Thursday, February 17, 2011

Why I still prefer Firefox to Chrome

 In response to the LifeHacker love-letter to Chrome, here are the reasons I don't care for it.

(1) Chrome isn't a proper multi-user application.  It's not easy to run Chrome as another user, and it can't be installed on all accounts at the same time.

(2) Web install. I am a USB sneaker-net kind of guy, and web installs are the bane of my existence. Web-install plus not being multi-user means annoying downloads for each user account.

(3) I hate the tabs-on-top interface. Tabs do not logically belong on the top of the window. Any mouse-pointer accuracy gained by a tabs-on-top interface is negated (and then some) by an OS level task or menu bar at the top of the screen. (Default configuration in Ubuntu, less common in Windows).

(4) Non-native window decoration.

(5) I like my junk. Chrome is often praised for its clean interface. Well, I like my "cluttered" toolbar and bookmark system. The presence of a prominent bookmark or folder of bookmarks offers a reminder of sites that should be visited.  Reliance on a search bar is equivalent to reliance on my own memory, which is not a good idea. (This is reminiscent of the GUI vs CLI debates circa 1993. And while CLI will always have its place, GUI won.)

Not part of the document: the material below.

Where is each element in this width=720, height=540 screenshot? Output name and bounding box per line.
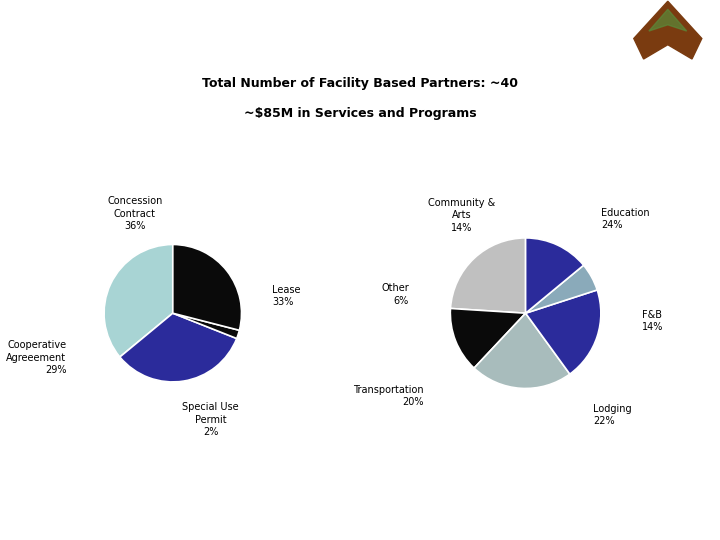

(6) Auto update is not always a good idea.  There can be reasons for keeping older versions around, at least for a little while.  Who needs continuous incremental updates for features? It's a web browser, for Pete's sake.

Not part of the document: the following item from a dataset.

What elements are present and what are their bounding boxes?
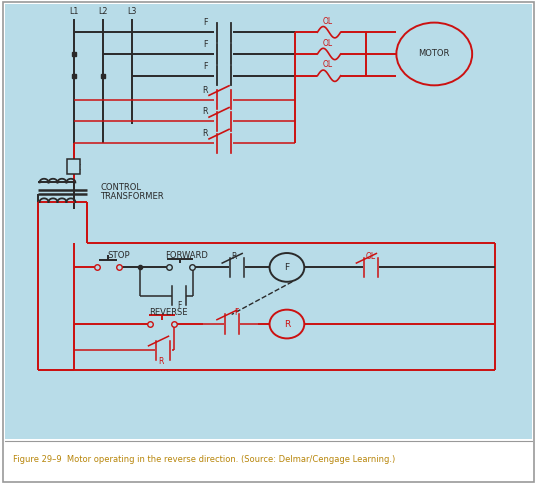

(7) The URL box and the Search box are different for a reason.  Searching the URL box looks at history and bookmarks.  Search box auto-completes are pulled from the net.  Why would you combine these two things?

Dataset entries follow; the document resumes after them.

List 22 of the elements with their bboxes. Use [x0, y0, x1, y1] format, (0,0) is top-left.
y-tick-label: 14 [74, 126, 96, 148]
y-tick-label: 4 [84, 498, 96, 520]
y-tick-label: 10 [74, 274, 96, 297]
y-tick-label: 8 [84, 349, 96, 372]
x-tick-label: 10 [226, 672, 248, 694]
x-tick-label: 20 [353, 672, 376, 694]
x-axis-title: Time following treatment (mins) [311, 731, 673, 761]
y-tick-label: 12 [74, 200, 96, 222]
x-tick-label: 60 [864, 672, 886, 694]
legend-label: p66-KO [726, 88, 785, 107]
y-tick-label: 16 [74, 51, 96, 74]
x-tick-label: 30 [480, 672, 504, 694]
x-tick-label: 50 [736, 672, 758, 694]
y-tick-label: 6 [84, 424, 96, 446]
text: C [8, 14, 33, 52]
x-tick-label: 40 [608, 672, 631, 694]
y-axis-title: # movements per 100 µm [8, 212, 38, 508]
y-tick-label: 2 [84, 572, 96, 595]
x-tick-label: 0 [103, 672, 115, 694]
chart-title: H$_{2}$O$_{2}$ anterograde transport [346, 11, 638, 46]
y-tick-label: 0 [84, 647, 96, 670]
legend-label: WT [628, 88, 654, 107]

(8) Mature extension environment. Chrome is getting there (and it would be nice to install an extension without restarting the program), but mozilla still rules for now.

(8a) NoScript. As far as I know, there is no Chrome equivalent functionality as found in the Firefox "NoScript" extension.

(9) Developer support. It just works. In my experience, more sites fail to work properly in Chrome.  (And when you encounter the rare site that fails in Firefox, there's IE-tab.)

(10) RSS - I might be the only one, but I actually like the Firefox "live bookmark" scheme. I don't have a separate RSS reader and have hated every one I've tried.

Chrome touts its use of separate threads for each tab.  I think this will be implemented in a future Firefox, but I haven't had the whole browser crash in a while since Firefox made plug-ins separate processes.  I can kill an errant Silverlight process, reload the misbehaving tab and go about my business just fine.